Tardio reencontro
* Por Cecília França
Rute e Antonio estavam sem reação
desde que aquele homem sisudo, extremamente enrugado e de esparsa cabeleira
branca entrara na sala. A mãe curtira intensamente sua viuvez durante os
últimos vinte anos e jamais dera pistas sobre um outro amor – posterior à morte
do marido ou de juventude. A princípio, pensaram se tratar de um curioso,
hipótese que descartaram momentos depois.
Entrou apoiado à bengala como
quem se segura a um grande amigo. A despeito do corpo descorado e inseguro,
ingressou rapidamente na Casa Funerária, a fim de exterminar logo a dúvida que
o atormentava desde a noite anterior. Por 45 anos não a viu, mas estava certo
de que a reconheceria por um simples detalhe.
Ao se aproximar, teve certeza de
que as mãos que agora estavam postas sobre o peito murcho e cansado daquela
senhora eram as que ele tanto acariciara na juventude. Pôde então reconhecer
todos os outros traços do rosto ainda belo – embora levemente desfigurado – daquela
que amara com tamanho afinco que sua covardia o impossibilitara de revelar.

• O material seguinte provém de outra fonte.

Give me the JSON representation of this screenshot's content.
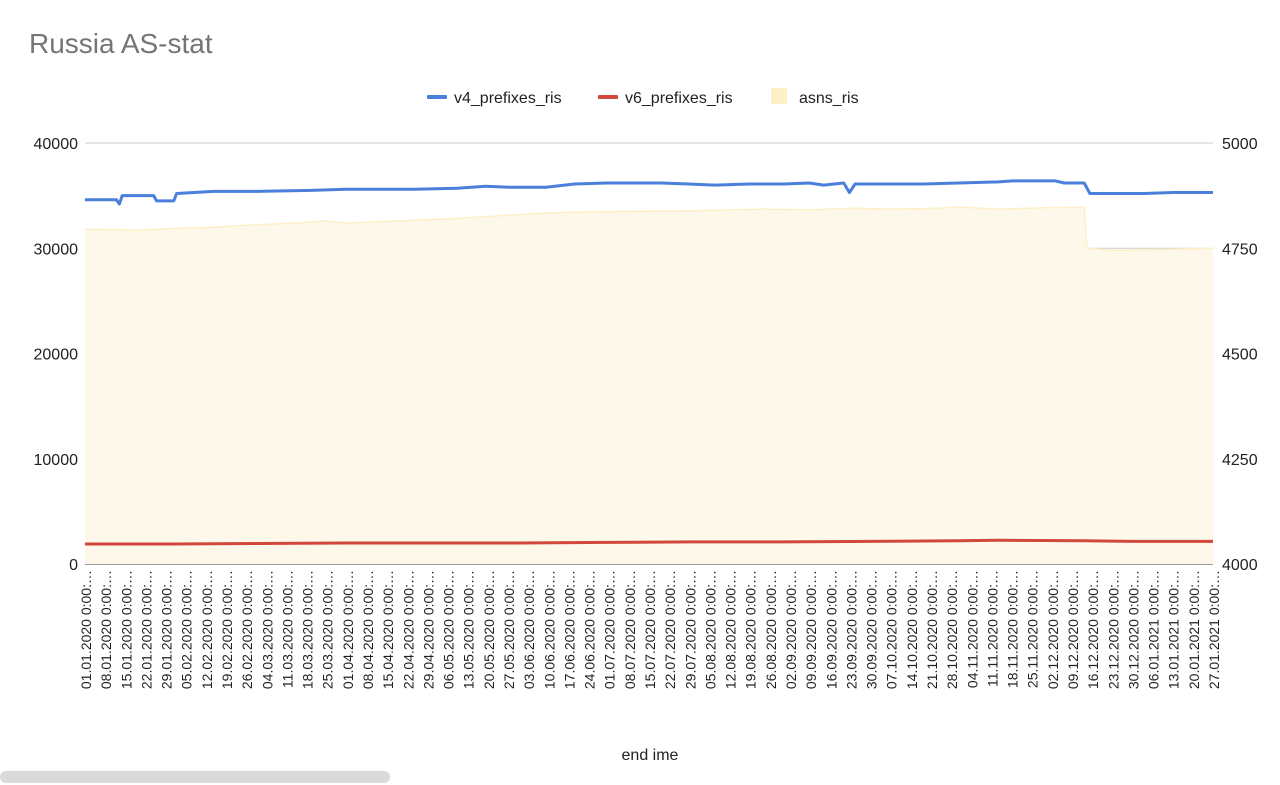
{
  "chart_data": {
    "type": "line",
    "title": "Russia AS-stat",
    "xlabel": "end ime",
    "ylabel": "",
    "ylabel_right": "",
    "legend_position": "top",
    "grid": true,
    "ylim": [
      0,
      40000
    ],
    "ylim_right": [
      4000,
      5000
    ],
    "y_ticks": [
      "0",
      "10000",
      "20000",
      "30000",
      "40000"
    ],
    "y_ticks_right": [
      "4000",
      "4250",
      "4500",
      "4750",
      "5000"
    ],
    "x_range": [
      "2020-01-01",
      "2021-01-29"
    ],
    "x_ticks": [
      "01.01.2020 0:00:…",
      "08.01.2020 0:00:…",
      "15.01.2020 0:00:…",
      "22.01.2020 0:00:…",
      "29.01.2020 0:00:…",
      "05.02.2020 0:00:…",
      "12.02.2020 0:00:…",
      "19.02.2020 0:00:…",
      "26.02.2020 0:00:…",
      "04.03.2020 0:00:…",
      "11.03.2020 0:00:…",
      "18.03.2020 0:00:…",
      "25.03.2020 0:00:…",
      "01.04.2020 0:00:…",
      "08.04.2020 0:00:…",
      "15.04.2020 0:00:…",
      "22.04.2020 0:00:…",
      "29.04.2020 0:00:…",
      "06.05.2020 0:00:…",
      "13.05.2020 0:00:…",
      "20.05.2020 0:00:…",
      "27.05.2020 0:00:…",
      "03.06.2020 0:00:…",
      "10.06.2020 0:00:…",
      "17.06.2020 0:00:…",
      "24.06.2020 0:00:…",
      "01.07.2020 0:00:…",
      "08.07.2020 0:00:…",
      "15.07.2020 0:00:…",
      "22.07.2020 0:00:…",
      "29.07.2020 0:00:…",
      "05.08.2020 0:00:…",
      "12.08.2020 0:00:…",
      "19.08.2020 0:00:…",
      "26.08.2020 0:00:…",
      "02.09.2020 0:00:…",
      "09.09.2020 0:00:…",
      "16.09.2020 0:00:…",
      "23.09.2020 0:00:…",
      "30.09.2020 0:00:…",
      "07.10.2020 0:00:…",
      "14.10.2020 0:00:…",
      "21.10.2020 0:00:…",
      "28.10.2020 0:00:…",
      "04.11.2020 0:00:…",
      "11.11.2020 0:00:…",
      "18.11.2020 0:00:…",
      "25.11.2020 0:00:…",
      "02.12.2020 0:00:…",
      "09.12.2020 0:00:…",
      "16.12.2020 0:00:…",
      "23.12.2020 0:00:…",
      "30.12.2020 0:00:…",
      "06.01.2021 0:00:…",
      "13.01.2021 0:00:…",
      "20.01.2021 0:00:…",
      "27.01.2021 0:00:…"
    ],
    "series": [
      {
        "name": "v4_prefixes_ris",
        "axis": "left",
        "style": "line",
        "color": "#4a7fdc",
        "points": [
          [
            "2020-01-01",
            34600
          ],
          [
            "2020-01-12",
            34600
          ],
          [
            "2020-01-13",
            34200
          ],
          [
            "2020-01-14",
            35000
          ],
          [
            "2020-01-25",
            35000
          ],
          [
            "2020-01-26",
            34500
          ],
          [
            "2020-02-01",
            34500
          ],
          [
            "2020-02-02",
            35200
          ],
          [
            "2020-02-15",
            35400
          ],
          [
            "2020-03-01",
            35400
          ],
          [
            "2020-03-20",
            35500
          ],
          [
            "2020-04-01",
            35600
          ],
          [
            "2020-04-25",
            35600
          ],
          [
            "2020-05-10",
            35700
          ],
          [
            "2020-05-20",
            35900
          ],
          [
            "2020-05-28",
            35800
          ],
          [
            "2020-06-10",
            35800
          ],
          [
            "2020-06-20",
            36100
          ],
          [
            "2020-07-01",
            36200
          ],
          [
            "2020-07-20",
            36200
          ],
          [
            "2020-07-30",
            36100
          ],
          [
            "2020-08-08",
            36000
          ],
          [
            "2020-08-20",
            36100
          ],
          [
            "2020-09-01",
            36100
          ],
          [
            "2020-09-10",
            36200
          ],
          [
            "2020-09-15",
            36000
          ],
          [
            "2020-09-22",
            36200
          ],
          [
            "2020-09-24",
            35300
          ],
          [
            "2020-09-26",
            36100
          ],
          [
            "2020-10-20",
            36100
          ],
          [
            "2020-11-01",
            36200
          ],
          [
            "2020-11-15",
            36300
          ],
          [
            "2020-11-20",
            36400
          ],
          [
            "2020-12-05",
            36400
          ],
          [
            "2020-12-08",
            36200
          ],
          [
            "2020-12-15",
            36200
          ],
          [
            "2020-12-17",
            35200
          ],
          [
            "2021-01-05",
            35200
          ],
          [
            "2021-01-15",
            35300
          ],
          [
            "2021-01-29",
            35300
          ]
        ]
      },
      {
        "name": "v6_prefixes_ris",
        "axis": "left",
        "style": "line",
        "color": "#d1473b",
        "points": [
          [
            "2020-01-01",
            1900
          ],
          [
            "2020-02-01",
            1900
          ],
          [
            "2020-03-01",
            1950
          ],
          [
            "2020-04-01",
            2000
          ],
          [
            "2020-05-01",
            2000
          ],
          [
            "2020-06-01",
            2000
          ],
          [
            "2020-07-01",
            2050
          ],
          [
            "2020-08-01",
            2100
          ],
          [
            "2020-09-01",
            2100
          ],
          [
            "2020-10-01",
            2150
          ],
          [
            "2020-11-01",
            2200
          ],
          [
            "2020-11-15",
            2250
          ],
          [
            "2020-12-15",
            2200
          ],
          [
            "2021-01-01",
            2150
          ],
          [
            "2021-01-29",
            2150
          ]
        ]
      },
      {
        "name": "asns_ris",
        "axis": "right",
        "style": "area",
        "color": "#fdf0c8",
        "points": [
          [
            "2020-01-01",
            4795
          ],
          [
            "2020-01-20",
            4793
          ],
          [
            "2020-02-01",
            4797
          ],
          [
            "2020-02-15",
            4800
          ],
          [
            "2020-03-01",
            4806
          ],
          [
            "2020-03-15",
            4810
          ],
          [
            "2020-03-25",
            4815
          ],
          [
            "2020-04-01",
            4810
          ],
          [
            "2020-04-20",
            4815
          ],
          [
            "2020-05-10",
            4821
          ],
          [
            "2020-05-25",
            4827
          ],
          [
            "2020-06-10",
            4834
          ],
          [
            "2020-07-01",
            4837
          ],
          [
            "2020-08-01",
            4839
          ],
          [
            "2020-08-25",
            4843
          ],
          [
            "2020-09-10",
            4841
          ],
          [
            "2020-09-25",
            4845
          ],
          [
            "2020-10-10",
            4843
          ],
          [
            "2020-10-25",
            4845
          ],
          [
            "2020-11-01",
            4848
          ],
          [
            "2020-11-15",
            4843
          ],
          [
            "2020-12-01",
            4846
          ],
          [
            "2020-12-15",
            4847
          ],
          [
            "2020-12-16",
            4750
          ],
          [
            "2020-12-25",
            4745
          ],
          [
            "2021-01-10",
            4747
          ],
          [
            "2021-01-29",
            4750
          ]
        ]
      }
    ]
  },
  "legend": {
    "items": [
      {
        "label": "v4_prefixes_ris",
        "color": "#4a7fdc"
      },
      {
        "label": "v6_prefixes_ris",
        "color": "#d1473b"
      },
      {
        "label": "asns_ris",
        "color": "#fdf0c8"
      }
    ]
  }
}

Nunca viveram nada de concreto a
que pudesse se apegar como consolo na solitária velhice. Curtira a libertinagem
até quando suas pernas sustentaram o peso de seu corpo e das centenas de
mulheres que pagava para lhe dar prazer; enquanto ela, em sua distante
meiguice, vivia um romance verdadeiro.
Morrera de causas naturais, como
era privilégio dos bons. Ele tomara conhecimento pelo jornal, na coluna dos
mortos que tanto desprezara fazer durante o tempo de trabalho no extinto Diário
Matinal, considerando-a banal. Recortou a parte em que se lia JÚLIA SANCHES,
colocou o pequeno papel no bolso e pôs-se em direção à funerária tão logo
amanheceu.
Deixou para trás uma casa pequena
e desarrumada, com louças e roupas para lavar, para a qual sabia que não
retornaria. Naquele momento, ao lado do caixão, reviveu lembranças que não eram
suas – beijos, casamento, filhos, casa arrumada – e, pela primeira vez, chorou.

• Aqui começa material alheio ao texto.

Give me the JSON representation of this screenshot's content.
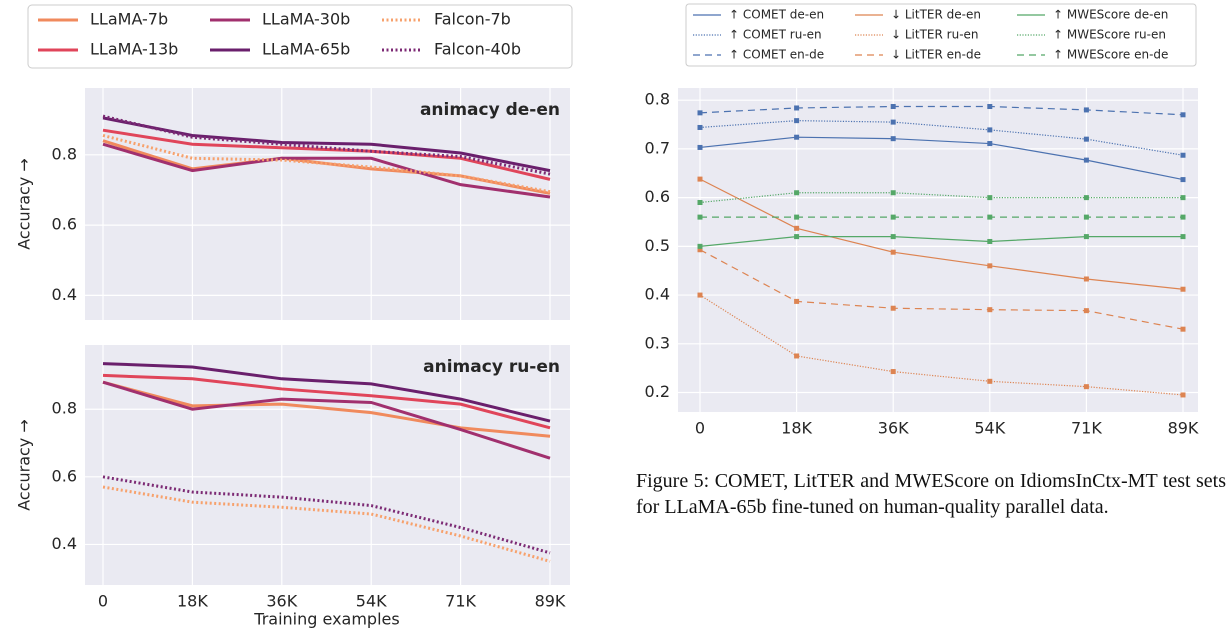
{
  "chart_data": [
    {
      "type": "line",
      "categories": [
        "0",
        "18K",
        "36K",
        "54K",
        "71K",
        "89K"
      ],
      "xlabel": "Training examples",
      "series": [
        {
          "name": "LLaMA-7b",
          "color": "#f08a5d",
          "style": "solid"
        },
        {
          "name": "LLaMA-13b",
          "color": "#e0455a",
          "style": "solid"
        },
        {
          "name": "LLaMA-30b",
          "color": "#a1306e",
          "style": "solid"
        },
        {
          "name": "LLaMA-65b",
          "color": "#6a1f6c",
          "style": "solid"
        },
        {
          "name": "Falcon-7b",
          "color": "#f7a16c",
          "style": "dotted"
        },
        {
          "name": "Falcon-40b",
          "color": "#7c2a74",
          "style": "dotted"
        }
      ],
      "panels": [
        {
          "title": "animacy de-en",
          "ylabel": "Accuracy →",
          "ylim": [
            0.33,
            0.99
          ],
          "yticks": [
            0.4,
            0.6,
            0.8
          ],
          "values": [
            [
              0.84,
              0.76,
              0.79,
              0.76,
              0.74,
              0.69
            ],
            [
              0.87,
              0.83,
              0.82,
              0.81,
              0.79,
              0.73
            ],
            [
              0.83,
              0.755,
              0.79,
              0.79,
              0.715,
              0.68
            ],
            [
              0.905,
              0.855,
              0.835,
              0.83,
              0.805,
              0.755
            ],
            [
              0.855,
              0.79,
              0.785,
              0.765,
              0.74,
              0.695
            ],
            [
              0.91,
              0.85,
              0.83,
              0.81,
              0.795,
              0.745
            ]
          ]
        },
        {
          "title": "animacy ru-en",
          "ylabel": "Accuracy →",
          "ylim": [
            0.28,
            0.99
          ],
          "yticks": [
            0.4,
            0.6,
            0.8
          ],
          "values": [
            [
              0.88,
              0.81,
              0.815,
              0.79,
              0.745,
              0.72
            ],
            [
              0.9,
              0.89,
              0.86,
              0.84,
              0.815,
              0.745
            ],
            [
              0.88,
              0.8,
              0.83,
              0.82,
              0.74,
              0.655
            ],
            [
              0.935,
              0.925,
              0.89,
              0.875,
              0.83,
              0.765
            ],
            [
              0.57,
              0.525,
              0.51,
              0.49,
              0.425,
              0.35
            ],
            [
              0.6,
              0.555,
              0.54,
              0.515,
              0.45,
              0.375
            ]
          ]
        }
      ]
    },
    {
      "type": "line",
      "categories": [
        "0",
        "18K",
        "36K",
        "54K",
        "71K",
        "89K"
      ],
      "ylim": [
        0.16,
        0.825
      ],
      "yticks": [
        0.2,
        0.3,
        0.4,
        0.5,
        0.6,
        0.7,
        0.8
      ],
      "marker": "square",
      "caption": "Figure 5: COMET, LitTER and MWEScore on IdiomsInCtx-MT test sets for LLaMA-65b fine-tuned on human-quality parallel data.",
      "series": [
        {
          "name": "↑ COMET de-en",
          "color": "#4c72b0",
          "style": "solid",
          "values": [
            0.703,
            0.724,
            0.721,
            0.711,
            0.677,
            0.637
          ]
        },
        {
          "name": "↑ COMET ru-en",
          "color": "#4c72b0",
          "style": "dotted",
          "values": [
            0.744,
            0.758,
            0.755,
            0.739,
            0.72,
            0.687
          ]
        },
        {
          "name": "↑ COMET en-de",
          "color": "#4c72b0",
          "style": "dashed",
          "values": [
            0.774,
            0.784,
            0.787,
            0.787,
            0.78,
            0.77
          ]
        },
        {
          "name": "↓ LitTER de-en",
          "color": "#dd8452",
          "style": "solid",
          "values": [
            0.638,
            0.537,
            0.488,
            0.46,
            0.433,
            0.412
          ]
        },
        {
          "name": "↓ LitTER ru-en",
          "color": "#dd8452",
          "style": "dotted",
          "values": [
            0.4,
            0.275,
            0.243,
            0.223,
            0.212,
            0.195
          ]
        },
        {
          "name": "↓ LitTER en-de",
          "color": "#dd8452",
          "style": "dashed",
          "values": [
            0.493,
            0.387,
            0.373,
            0.37,
            0.368,
            0.33
          ]
        },
        {
          "name": "↑ MWEScore de-en",
          "color": "#55a868",
          "style": "solid",
          "values": [
            0.5,
            0.52,
            0.52,
            0.51,
            0.52,
            0.52
          ]
        },
        {
          "name": "↑ MWEScore ru-en",
          "color": "#55a868",
          "style": "dotted",
          "values": [
            0.59,
            0.61,
            0.61,
            0.6,
            0.6,
            0.6
          ]
        },
        {
          "name": "↑ MWEScore en-de",
          "color": "#55a868",
          "style": "dashed",
          "values": [
            0.56,
            0.56,
            0.56,
            0.56,
            0.56,
            0.56
          ]
        }
      ]
    }
  ]
}
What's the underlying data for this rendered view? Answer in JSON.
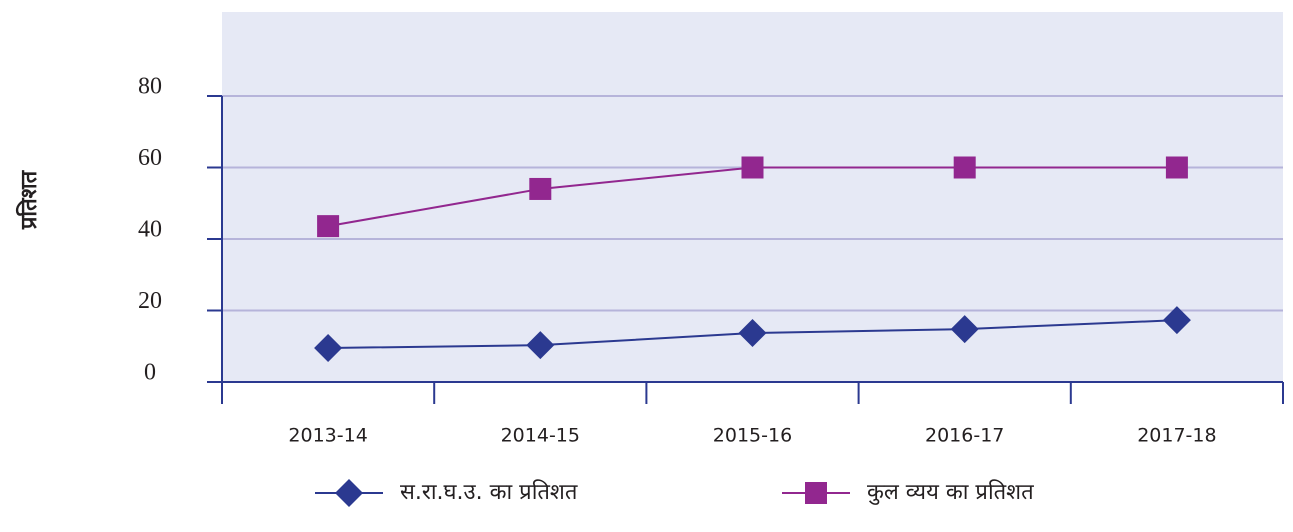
{
  "chart_data": {
    "type": "line",
    "y_label": "प्रतिशत",
    "categories": [
      "2013-14",
      "2014-15",
      "2015-16",
      "2016-17",
      "2017-18"
    ],
    "series": [
      {
        "name": "स.रा.घ.उ. का प्रतिशत",
        "color": "#2b3990",
        "marker": "diamond",
        "values": [
          9.5,
          10.3,
          13.7,
          14.8,
          17.3
        ]
      },
      {
        "name": "कुल व्यय का प्रतिशत",
        "color": "#92278f",
        "marker": "square",
        "values": [
          43.6,
          54,
          60,
          60,
          60
        ]
      }
    ],
    "ylim": [
      0,
      80
    ],
    "yticks": [
      0,
      20,
      40,
      60,
      80
    ],
    "grid": true
  }
}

Não se lembrava de já haver soluçado como naquela hora em que constatava a sua
vivência sem propósito.
As lágrimas caíam sobre o fino
voal e alcançavam o corpo intocado de sua única amada – não amante. Permaneceu
ali por alguns minutos, sem que alguém tivesse coragem suficiente para pedir
que saísse, e derramou lágrimas de uma vida toda.
Sempre creditara sua desilusão à
fatalidade da vida, destino, ou algo semelhante; chorava agora por constatar
que, na verdade, escrevera sua biografia com letras tortas e ilegíveis para
olhos já senis. Retirou-se com a mesma fugacidade com que entrou na sala e
deixou um rastro de dúvida e confusão nos presentes. No dia seguinte, seria o
seu nome na coluna que outrora considerara inútil.